One of the nominum.com servers gives me the following response,
including a spontaneously generated TKEY record, which Wellington says
is not prohibited by the TKEY specification:

   query: XYZZY nominum.com
   answer: nominum.com 3600 XYZZY ...
   authority: nominum.com 3600 NS ...
   authority: nominum.com 3600 NS ...
   authority: nominum.com 3600 NS ...
   additional: gns1.nominum.com 3600 A ...
   additional: gns2.nominum.com 3600 A ...
   additional: nominum.com 3600 TKEY ...

All those records are within nominum.com, so I cache all of them.

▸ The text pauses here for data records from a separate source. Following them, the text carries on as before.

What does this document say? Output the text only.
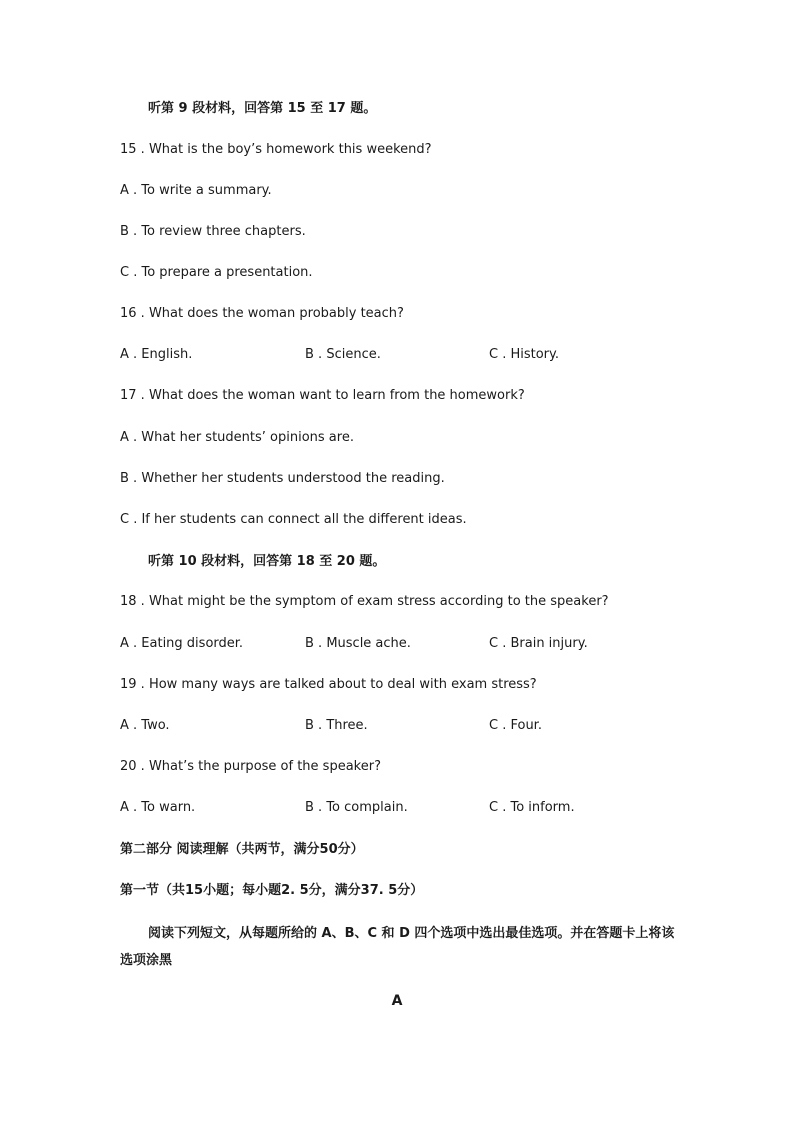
听第 9 段材料，回答第 15 至 17 题。
15 . What is the boy’s homework this weekend?
A . To write a summary.
B . To review three chapters.
C . To prepare a presentation.
16 . What does the woman probably teach?
A . English.	B . Science.	C . History.
17 . What does the woman want to learn from the homework?
A . What her students’ opinions are.
B . Whether her students understood the reading.
C . If her students can connect all the different ideas.
听第 10 段材料，回答第 18 至 20 题。
18 . What might be the symptom of exam stress according to the speaker?
A . Eating disorder.	B . Muscle ache.	C . Brain injury.
19 . How many ways are talked about to deal with exam stress?
A . Two.	B . Three.	C . Four.
20 . What’s the purpose of the speaker?
A . To warn.	B . To complain.	C . To inform.
第二部分 阅读理解（共两节，满分50分）
第一节（共15小题；每小题2. 5分，满分37. 5分）
阅读下列短文，从每题所给的 A、B、C 和 D 四个选项中选出最佳选项。并在答题卡上将该选项涂黑
A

I do _not_ ignore the two records of unrecognized types. As stated in
RFC 1123, section 6.1.3.5: ``A name server may acquire, via zone
transfer, RRs that the server doesn't know how to convert to printable
format. A resolver can receive similar information as the result of
queries. For proper operation, this data must be preserved.''

I do _not_ ignore the three authority records, and I do _not_ ignore the
three additional records. Wellington's comment ``they're not part of the
zone, as indicated by the fact that they're in the additional section''
is completely out of touch with the existing DNS protocol.

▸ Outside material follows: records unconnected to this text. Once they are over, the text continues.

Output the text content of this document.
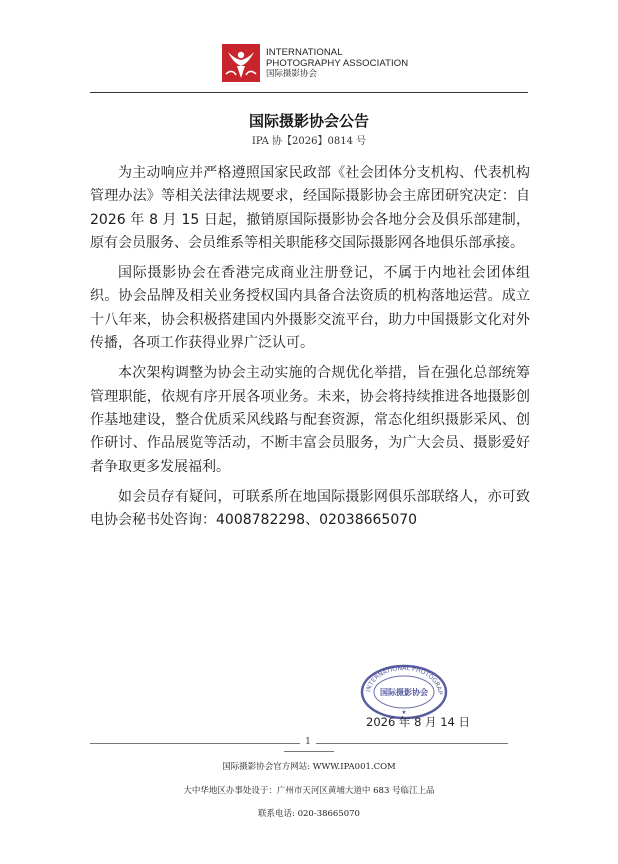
INTERNATIONAL
PHOTOGRAPHY ASSOCIATION
国际摄影协会
国际摄影协会公告
IPA 协【2026】0814 号

为主动响应并严格遵照国家民政部《社会团体分支机构、代表机构管理办法》等相关法律法规要求，经国际摄影协会主席团研究决定：自 2026 年 8 月 15 日起，撤销原国际摄影协会各地分会及俱乐部建制，原有会员服务、会员维系等相关职能移交国际摄影网各地俱乐部承接。

国际摄影协会在香港完成商业注册登记，不属于内地社会团体组织。协会品牌及相关业务授权国内具备合法资质的机构落地运营。成立十八年来，协会积极搭建国内外摄影交流平台，助力中国摄影文化对外传播，各项工作获得业界广泛认可。

本次架构调整为协会主动实施的合规优化举措，旨在强化总部统筹管理职能，依规有序开展各项业务。未来，协会将持续推进各地摄影创作基地建设，整合优质采风线路与配套资源，常态化组织摄影采风、创作研讨、作品展览等活动，不断丰富会员服务，为广大会员、摄影爱好者争取更多发展福利。

如会员存有疑问，可联系所在地国际摄影网俱乐部联络人，亦可致电协会秘书处咨询：4008782298、02038665070

INTERNATIONAL PHOTOGRAP
国际摄影协会
★
2026 年 8 月 14 日
1
国际摄影协会官方网站: WWW.IPA001.COM
大中华地区办事处设于：广州市天河区黄埔大道中 683 号临江上品
联系电话: 020-38665070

Someone now asks me for all nominum.com records of type *. I am entirely
within my rights to respond with all the cached nominum.com records,
including the TKEY record:

   query: * nominum.com
   answer: nominum.com 3597 NS ...
   answer: nominum.com 3597 NS ...
   answer: nominum.com 3597 NS ...
   answer: nominum.com 3597 TKEY ...
   answer: nominum.com 3597 XYZZY ...

Wellington claims that TKEY-aware clients may barf on this response.

The inescapable conclusion is that the TKEY protocol is broken. It is
incompatible with the existing protocol. It has to be fixed.

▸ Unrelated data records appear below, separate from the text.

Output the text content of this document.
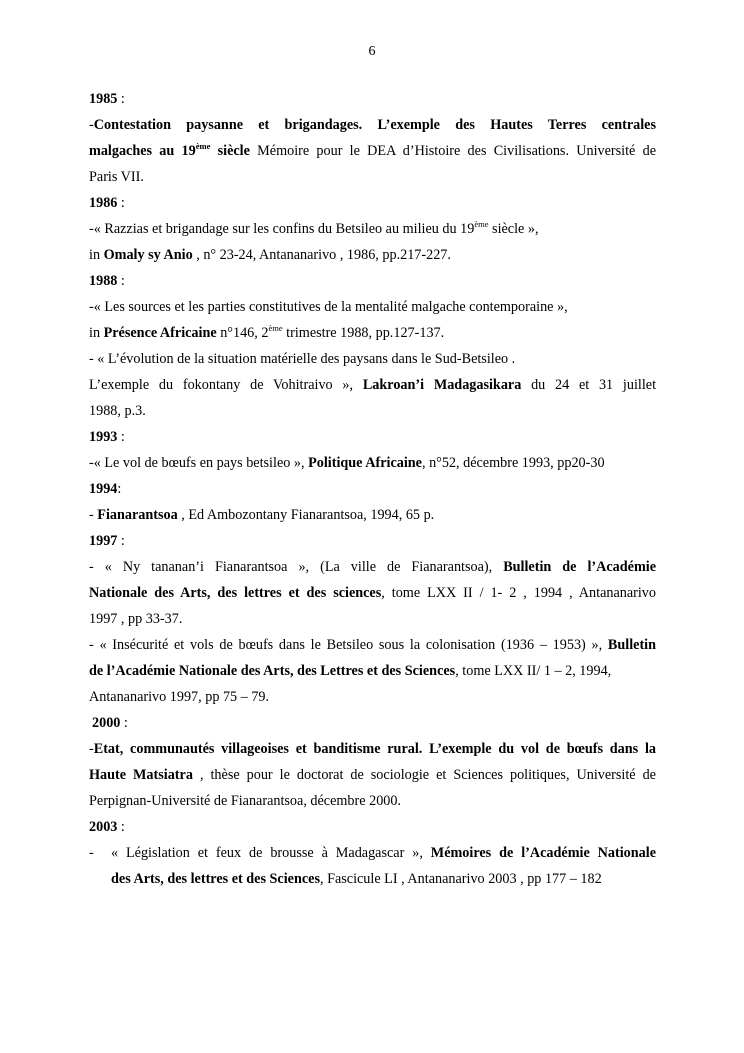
6
1985 :
-Contestation paysanne et brigandages. L’exemple des Hautes Terres centrales
malgaches au 19ème siècle Mémoire pour le DEA d’Histoire des Civilisations. Université de
Paris VII.
1986 :
-« Razzias et brigandage sur les confins du Betsileo au milieu du 19ème siècle »,
in Omaly sy Anio , n° 23-24, Antananarivo , 1986, pp.217-227.
1988 :
-« Les sources et les parties constitutives de la mentalité malgache contemporaine »,
in Présence Africaine n°146, 2ème trimestre 1988, pp.127-137.
- « L’évolution de la situation matérielle des paysans dans le Sud-Betsileo .
L’exemple du fokontany de Vohitraivo », Lakroan’i Madagasikara du 24 et 31 juillet
1988, p.3.
1993 :
-« Le vol de bœufs en pays betsileo », Politique Africaine, n°52, décembre 1993, pp20-30
1994:
- Fianarantsoa , Ed Ambozontany Fianarantsoa, 1994, 65 p.
1997 :
- « Ny tananan’i Fianarantsoa », (La ville de Fianarantsoa), Bulletin de l’Académie
Nationale des Arts, des lettres et des sciences, tome LXX II / 1- 2 , 1994 , Antananarivo
1997 , pp 33-37.
- « Insécurité et vols de bœufs dans le Betsileo sous la colonisation (1936 – 1953) », Bulletin
de l’Académie Nationale des Arts, des Lettres et des Sciences, tome LXX II/ 1 – 2, 1994,
Antananarivo 1997, pp 75 – 79.
2000 :
-Etat, communautés villageoises et banditisme rural. L’exemple du vol de bœufs dans la
Haute Matsiatra , thèse pour le doctorat de sociologie et Sciences politiques, Université de
Perpignan-Université de Fianarantsoa, décembre 2000.
2003 :
-	« Législation et feux de brousse à Madagascar », Mémoires de l’Académie Nationale
des Arts, des lettres et des Sciences, Fascicule LI , Antananarivo 2003 , pp 177 – 182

How can a broken protocol be used as an argument against the behavior of
my AXFR implementation? I'm indisputably allowed to save records from
the authority section and the additional section when I'm a cache, so
why can't I do the same when I'm an AXFR client?

---Dan

P.S. This particular failure won't actually happen with our current
implementations: my cache will stop its * response after the NS records,
and the nominum.com servers won't spontaneously generate TKEY records in
the first place. But the specifications don't require these protections.

P.P.S. Each of my messages, as sent, contains the following statement in
the header: ``Copyright 2001, D. J. Bernstein. My transmission of this
message to you does not constitute a copyright waiver or any other
limitation of my rights, even if you have told me otherwise.'' This
statement is being discarded somewhere in Randy Bush's mail system.